The Josiah Macy Jr. Foundation
- Founded: 1930
- Founder: Kate Macy Ladd
- Type: Non-profit
- Purpose: Medical education
- Headquarters: 44 East 64th Street
- Location: New York, NY;
- Region served: United States of America
- Website: macyfoundation.org

= Josiah Macy Jr. Foundation =

U.S.-based educational charity

The Josiah Macy Jr. Foundation, or Macy Foundation, is a private, philanthropic grantmaking organization founded in 1930 by Kate Macy Ladd (1863–1945) in honor of her father, Josiah W. Macy Jr. It is the only national foundation dedicated solely to improving the education of health professionals.

== History ==
Since 1930, the Josiah Macy Jr. Foundation has worked to improve health care in the United States. The Macy Foundation's guiding principle is that health professions education has, at its core, a strong social mission to serve the public's needs and improve the health of the public.

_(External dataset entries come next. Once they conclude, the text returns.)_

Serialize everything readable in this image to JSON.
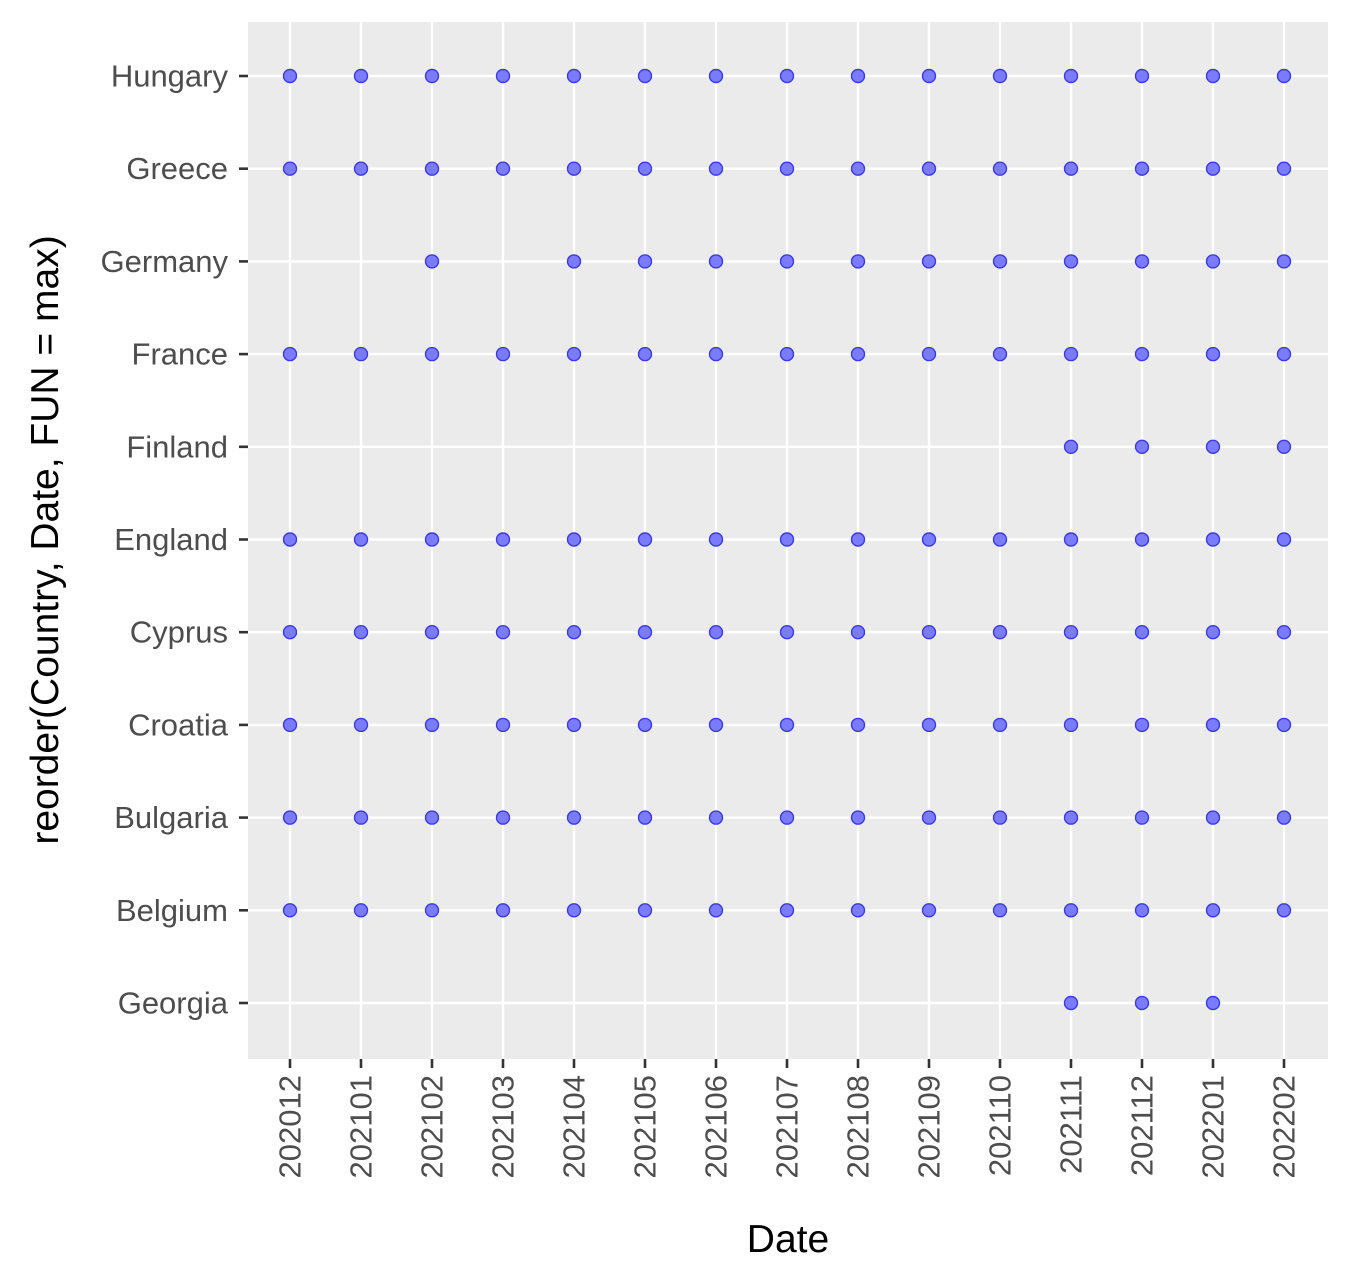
{
  "chart_data": {
    "type": "scatter",
    "xlabel": "Date",
    "ylabel": "reorder(Country, Date, FUN = max)",
    "x_categories": [
      "202012",
      "202101",
      "202102",
      "202103",
      "202104",
      "202105",
      "202106",
      "202107",
      "202108",
      "202109",
      "202110",
      "202111",
      "202112",
      "202201",
      "202202"
    ],
    "y_categories": [
      "Georgia",
      "Belgium",
      "Bulgaria",
      "Croatia",
      "Cyprus",
      "England",
      "Finland",
      "France",
      "Germany",
      "Greece",
      "Hungary"
    ],
    "grid": true,
    "legend": "none",
    "colors": {
      "panel": "#ebebeb",
      "grid": "#ffffff",
      "point_fill": "#7b7bff",
      "point_stroke": "#3a3adf",
      "tick_text": "#4d4d4d",
      "tick_mark": "#333333",
      "title_text": "#000000"
    },
    "points": {
      "Hungary": [
        "202012",
        "202101",
        "202102",
        "202103",
        "202104",
        "202105",
        "202106",
        "202107",
        "202108",
        "202109",
        "202110",
        "202111",
        "202112",
        "202201",
        "202202"
      ],
      "Greece": [
        "202012",
        "202101",
        "202102",
        "202103",
        "202104",
        "202105",
        "202106",
        "202107",
        "202108",
        "202109",
        "202110",
        "202111",
        "202112",
        "202201",
        "202202"
      ],
      "Germany": [
        "202102",
        "202104",
        "202105",
        "202106",
        "202107",
        "202108",
        "202109",
        "202110",
        "202111",
        "202112",
        "202201",
        "202202"
      ],
      "France": [
        "202012",
        "202101",
        "202102",
        "202103",
        "202104",
        "202105",
        "202106",
        "202107",
        "202108",
        "202109",
        "202110",
        "202111",
        "202112",
        "202201",
        "202202"
      ],
      "Finland": [
        "202111",
        "202112",
        "202201",
        "202202"
      ],
      "England": [
        "202012",
        "202101",
        "202102",
        "202103",
        "202104",
        "202105",
        "202106",
        "202107",
        "202108",
        "202109",
        "202110",
        "202111",
        "202112",
        "202201",
        "202202"
      ],
      "Cyprus": [
        "202012",
        "202101",
        "202102",
        "202103",
        "202104",
        "202105",
        "202106",
        "202107",
        "202108",
        "202109",
        "202110",
        "202111",
        "202112",
        "202201",
        "202202"
      ],
      "Croatia": [
        "202012",
        "202101",
        "202102",
        "202103",
        "202104",
        "202105",
        "202106",
        "202107",
        "202108",
        "202109",
        "202110",
        "202111",
        "202112",
        "202201",
        "202202"
      ],
      "Bulgaria": [
        "202012",
        "202101",
        "202102",
        "202103",
        "202104",
        "202105",
        "202106",
        "202107",
        "202108",
        "202109",
        "202110",
        "202111",
        "202112",
        "202201",
        "202202"
      ],
      "Belgium": [
        "202012",
        "202101",
        "202102",
        "202103",
        "202104",
        "202105",
        "202106",
        "202107",
        "202108",
        "202109",
        "202110",
        "202111",
        "202112",
        "202201",
        "202202"
      ],
      "Georgia": [
        "202111",
        "202112",
        "202201"
      ]
    }
  }
}
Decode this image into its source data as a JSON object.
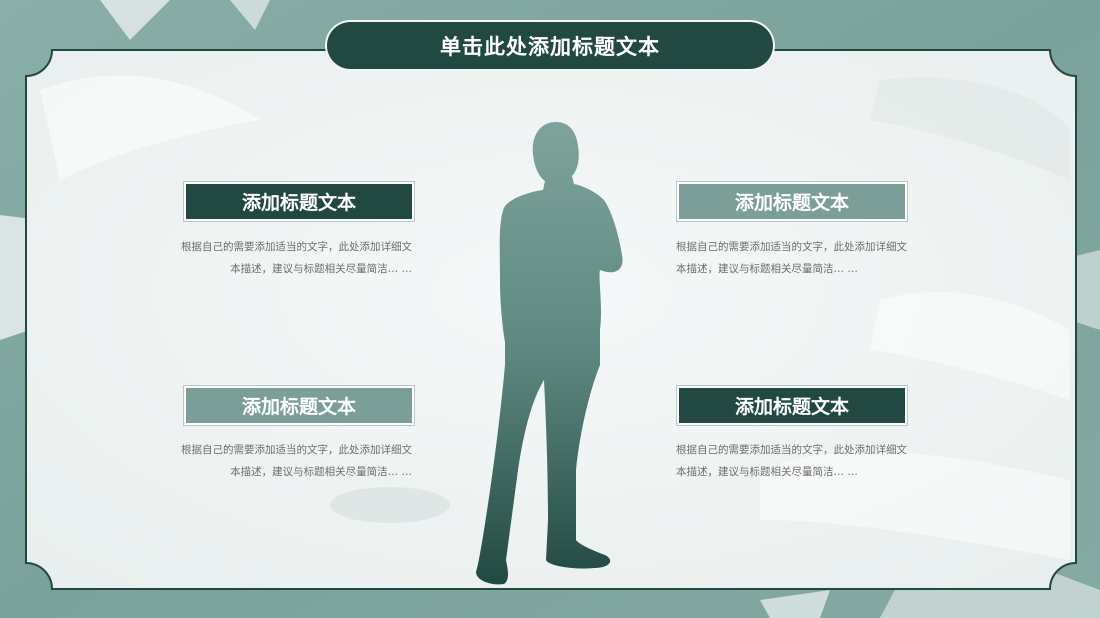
{
  "slide": {
    "title": "单击此处添加标题文本",
    "items": [
      {
        "heading": "添加标题文本",
        "body_line1": "根据自己的需要添加适当的文字，此处添加详细文",
        "body_line2": "本描述，建议与标题相关尽量简洁…  …"
      },
      {
        "heading": "添加标题文本",
        "body_line1": "根据自己的需要添加适当的文字，此处添加详细文",
        "body_line2": "本描述，建议与标题相关尽量简洁…  …"
      },
      {
        "heading": "添加标题文本",
        "body_line1": "根据自己的需要添加适当的文字，此处添加详细文",
        "body_line2": "本描述，建议与标题相关尽量简洁…  …"
      },
      {
        "heading": "添加标题文本",
        "body_line1": "根据自己的需要添加适当的文字，此处添加详细文",
        "body_line2": "本描述，建议与标题相关尽量简洁…  …"
      }
    ]
  },
  "colors": {
    "background": "#7fa59f",
    "panel": "#f2f5f5",
    "dark_green": "#224941",
    "light_green": "#7b9f98",
    "body_text": "#6e6e6e"
  },
  "icons": {
    "figure": "businessman-silhouette"
  }
}
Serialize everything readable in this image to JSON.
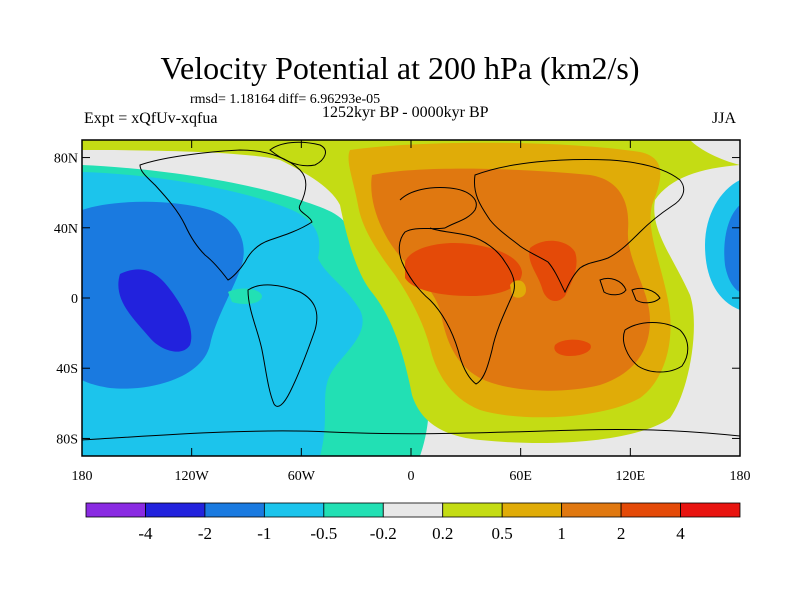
{
  "title": "Velocity Potential at 200 hPa (km2/s)",
  "stats": "rmsd= 1.18164 diff= 6.96293e-05",
  "experiment": "Expt = xQfUv-xqfua",
  "period": "1252kyr BP - 0000kyr BP",
  "season": "JJA",
  "lat_ticks": [
    {
      "label": "80N",
      "lat": 80
    },
    {
      "label": "40N",
      "lat": 40
    },
    {
      "label": "0",
      "lat": 0
    },
    {
      "label": "40S",
      "lat": -40
    },
    {
      "label": "80S",
      "lat": -80
    }
  ],
  "lon_ticks": [
    {
      "label": "180",
      "lon": -180
    },
    {
      "label": "120W",
      "lon": -120
    },
    {
      "label": "60W",
      "lon": -60
    },
    {
      "label": "0",
      "lon": 0
    },
    {
      "label": "60E",
      "lon": 60
    },
    {
      "label": "120E",
      "lon": 120
    },
    {
      "label": "180",
      "lon": 180
    }
  ],
  "colorbar": {
    "colors": [
      "#8a2be2",
      "#2222dd",
      "#1a7ae0",
      "#1cc4ec",
      "#22e0b4",
      "#e8e8e8",
      "#c4dc14",
      "#e0ac08",
      "#e07810",
      "#e44a08",
      "#e81410"
    ],
    "labels": [
      "-4",
      "-2",
      "-1",
      "-0.5",
      "-0.2",
      "0.2",
      "0.5",
      "1",
      "2",
      "4"
    ]
  },
  "colors": {
    "lvl_neg2": "#2222dd",
    "lvl_neg1": "#1a7ae0",
    "lvl_neg05": "#1cc4ec",
    "lvl_neg02": "#22e0b4",
    "lvl_zero": "#e8e8e8",
    "lvl_pos02": "#c4dc14",
    "lvl_pos05": "#e0ac08",
    "lvl_pos1": "#e07810",
    "lvl_pos2": "#e44a08"
  }
}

Founded by Kate Macy Ladd in memory of her father, prominent philanthropist Josiah Macy Jr., the Foundation originally focused its initiatives on medical research.

== Overview ==
The Macy Foundation frequently hosts conferences that convene experts and leaders in the areas of medical and health professions education. Starting in the late 1940s, the Foundation became internationally known for its Macy conferences: a series of interdisciplinary meetings of scientists and others focused on important topics in medicine. Early conferences played an important role in the foundation of cybernetics.